たしかにカーラはドン・チェリーやセシル・テイラーのアルバムもプロデュースしたが、ニックのアルバムはピンク・フロイドに直結する、いわばプログレッシブ・ロックだったし、彼女自身の代表作とも言われる『Escalator on the Hill』にはリンダ・ロンシュタットやジャック・ブルースを招いて、長大な音楽劇を聴かせている。彼女の音楽活動は、かくも多様で、広大で、カラフルで、到底一つのキーワードでくくれるようなものではなかっただろう(誰かがネットで書いていた、「ギル・エバンス以後、最大の作曲家兼バンドリーダー」というのは、ちょっと良いと思った)。

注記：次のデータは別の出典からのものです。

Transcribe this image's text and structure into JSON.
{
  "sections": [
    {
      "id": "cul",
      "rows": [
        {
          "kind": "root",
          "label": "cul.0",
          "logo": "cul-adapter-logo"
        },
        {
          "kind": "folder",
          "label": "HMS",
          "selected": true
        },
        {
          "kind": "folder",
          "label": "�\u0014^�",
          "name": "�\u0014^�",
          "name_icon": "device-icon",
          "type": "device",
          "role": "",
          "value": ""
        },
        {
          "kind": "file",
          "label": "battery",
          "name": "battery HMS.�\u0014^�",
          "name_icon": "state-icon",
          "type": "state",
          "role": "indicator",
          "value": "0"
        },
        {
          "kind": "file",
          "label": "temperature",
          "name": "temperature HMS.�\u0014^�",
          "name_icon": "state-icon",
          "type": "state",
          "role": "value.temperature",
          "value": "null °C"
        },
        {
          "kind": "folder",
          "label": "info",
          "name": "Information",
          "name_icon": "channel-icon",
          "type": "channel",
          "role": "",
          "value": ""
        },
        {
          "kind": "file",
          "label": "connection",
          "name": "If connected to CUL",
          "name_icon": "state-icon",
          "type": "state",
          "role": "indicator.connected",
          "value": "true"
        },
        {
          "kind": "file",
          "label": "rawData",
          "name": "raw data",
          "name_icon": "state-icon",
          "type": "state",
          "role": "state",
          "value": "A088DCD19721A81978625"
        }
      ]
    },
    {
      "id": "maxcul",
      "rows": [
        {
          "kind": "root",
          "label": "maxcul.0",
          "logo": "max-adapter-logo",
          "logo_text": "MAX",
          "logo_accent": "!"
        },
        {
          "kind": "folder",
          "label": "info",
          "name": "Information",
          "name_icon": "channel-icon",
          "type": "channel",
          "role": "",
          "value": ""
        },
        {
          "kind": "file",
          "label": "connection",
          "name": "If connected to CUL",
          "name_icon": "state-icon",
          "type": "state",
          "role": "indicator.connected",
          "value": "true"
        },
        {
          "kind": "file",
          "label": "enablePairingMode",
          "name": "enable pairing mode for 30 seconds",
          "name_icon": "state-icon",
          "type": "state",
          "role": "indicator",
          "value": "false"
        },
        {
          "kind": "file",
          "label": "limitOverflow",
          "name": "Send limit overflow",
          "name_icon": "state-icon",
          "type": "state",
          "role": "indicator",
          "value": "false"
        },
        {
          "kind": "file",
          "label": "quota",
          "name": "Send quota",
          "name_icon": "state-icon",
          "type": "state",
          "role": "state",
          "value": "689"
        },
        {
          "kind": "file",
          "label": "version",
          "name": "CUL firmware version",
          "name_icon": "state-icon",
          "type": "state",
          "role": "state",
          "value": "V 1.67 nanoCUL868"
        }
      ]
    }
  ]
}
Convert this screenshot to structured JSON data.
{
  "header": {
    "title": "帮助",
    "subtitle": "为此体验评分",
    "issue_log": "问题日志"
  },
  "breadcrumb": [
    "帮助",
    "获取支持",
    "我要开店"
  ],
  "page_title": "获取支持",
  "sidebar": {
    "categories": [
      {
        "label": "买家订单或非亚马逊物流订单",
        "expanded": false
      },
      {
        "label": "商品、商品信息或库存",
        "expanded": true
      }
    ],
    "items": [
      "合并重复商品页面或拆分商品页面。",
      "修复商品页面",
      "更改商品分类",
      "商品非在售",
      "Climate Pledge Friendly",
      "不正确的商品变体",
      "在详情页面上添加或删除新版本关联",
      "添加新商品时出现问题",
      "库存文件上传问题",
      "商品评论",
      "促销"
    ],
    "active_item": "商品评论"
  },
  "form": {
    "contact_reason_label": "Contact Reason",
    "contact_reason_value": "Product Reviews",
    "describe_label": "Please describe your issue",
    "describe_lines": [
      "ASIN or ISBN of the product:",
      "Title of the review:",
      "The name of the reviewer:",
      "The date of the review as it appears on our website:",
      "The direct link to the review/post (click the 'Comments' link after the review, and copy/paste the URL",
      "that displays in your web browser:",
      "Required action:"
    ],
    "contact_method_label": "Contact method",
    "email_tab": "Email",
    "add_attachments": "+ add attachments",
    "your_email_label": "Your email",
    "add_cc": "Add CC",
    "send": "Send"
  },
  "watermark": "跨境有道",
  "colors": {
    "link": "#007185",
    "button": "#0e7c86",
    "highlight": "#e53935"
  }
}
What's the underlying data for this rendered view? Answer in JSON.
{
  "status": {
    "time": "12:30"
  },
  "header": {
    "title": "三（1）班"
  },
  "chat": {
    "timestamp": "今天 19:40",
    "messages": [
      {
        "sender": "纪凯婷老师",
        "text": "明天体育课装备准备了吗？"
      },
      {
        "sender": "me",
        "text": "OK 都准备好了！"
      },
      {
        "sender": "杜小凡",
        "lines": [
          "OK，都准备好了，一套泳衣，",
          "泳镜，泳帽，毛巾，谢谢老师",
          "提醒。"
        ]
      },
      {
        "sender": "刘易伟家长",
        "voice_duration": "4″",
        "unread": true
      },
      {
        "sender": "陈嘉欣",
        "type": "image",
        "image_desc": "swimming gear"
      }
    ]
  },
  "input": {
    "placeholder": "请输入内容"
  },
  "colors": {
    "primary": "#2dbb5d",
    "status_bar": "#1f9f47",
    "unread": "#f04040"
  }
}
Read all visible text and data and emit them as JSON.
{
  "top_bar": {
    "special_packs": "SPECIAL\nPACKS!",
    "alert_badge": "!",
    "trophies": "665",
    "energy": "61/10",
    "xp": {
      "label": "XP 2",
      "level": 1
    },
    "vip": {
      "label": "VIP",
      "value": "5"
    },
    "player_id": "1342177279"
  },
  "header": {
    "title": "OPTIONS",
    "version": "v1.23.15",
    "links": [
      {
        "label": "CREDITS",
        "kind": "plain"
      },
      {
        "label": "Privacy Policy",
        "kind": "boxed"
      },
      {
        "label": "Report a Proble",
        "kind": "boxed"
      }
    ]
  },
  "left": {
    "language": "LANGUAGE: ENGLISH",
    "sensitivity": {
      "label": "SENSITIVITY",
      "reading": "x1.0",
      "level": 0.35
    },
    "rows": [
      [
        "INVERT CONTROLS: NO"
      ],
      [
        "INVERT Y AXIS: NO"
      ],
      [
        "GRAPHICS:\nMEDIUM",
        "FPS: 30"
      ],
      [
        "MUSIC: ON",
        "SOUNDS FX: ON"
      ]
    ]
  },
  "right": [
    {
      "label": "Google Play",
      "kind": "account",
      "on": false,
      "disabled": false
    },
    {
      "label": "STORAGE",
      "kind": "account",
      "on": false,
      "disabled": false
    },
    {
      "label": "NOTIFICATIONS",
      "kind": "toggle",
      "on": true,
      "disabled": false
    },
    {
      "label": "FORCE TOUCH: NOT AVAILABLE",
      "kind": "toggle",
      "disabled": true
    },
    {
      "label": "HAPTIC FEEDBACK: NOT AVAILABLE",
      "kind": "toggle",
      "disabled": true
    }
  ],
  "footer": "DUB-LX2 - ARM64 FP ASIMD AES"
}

「ジャズ」と呼ばれる音楽はますます幅広いものになって来ているが、いま一番エネルギーのあるスタイルの音楽には、ことごとくカーラの呼吸が入り込んでいる気もする。「作曲」と「インプロビゼーション」の間に広大な宇宙を感じさせるような音楽、どんな楽器もスタイルも取り込んで、しかも痛快に楽しんでしまうハッピーな演奏。彼女は、たしかに、現代の音楽の世界を豊かに押し広げてくれた。
カーラ・ブレイの墓碑銘に何と書かれているのか、僕は知らない。けれども碑銘はなくていいんじゃないだろうか。”Carla Bley” とだけあれば、あとは残された録音たちが、インターネット上で永遠に響き続けるはずだから。
粂川麻里生 Mario Kumekawa: 慶應義塾大学アート・センター副所長、慶應義塾大学文学部教授
1962年、栃木県生まれ。慶應義塾大学卒。『ワールドボクシング』誌記者、上智大学専任講師を経て、現在慶應義塾大学文学部教授・同大学アート・センター(KUAC)副所長。「ゲーテ自然科学の集い」代表。専門領域は近現代ドイツ文学、言語哲学、スポーツ史、大衆文化論。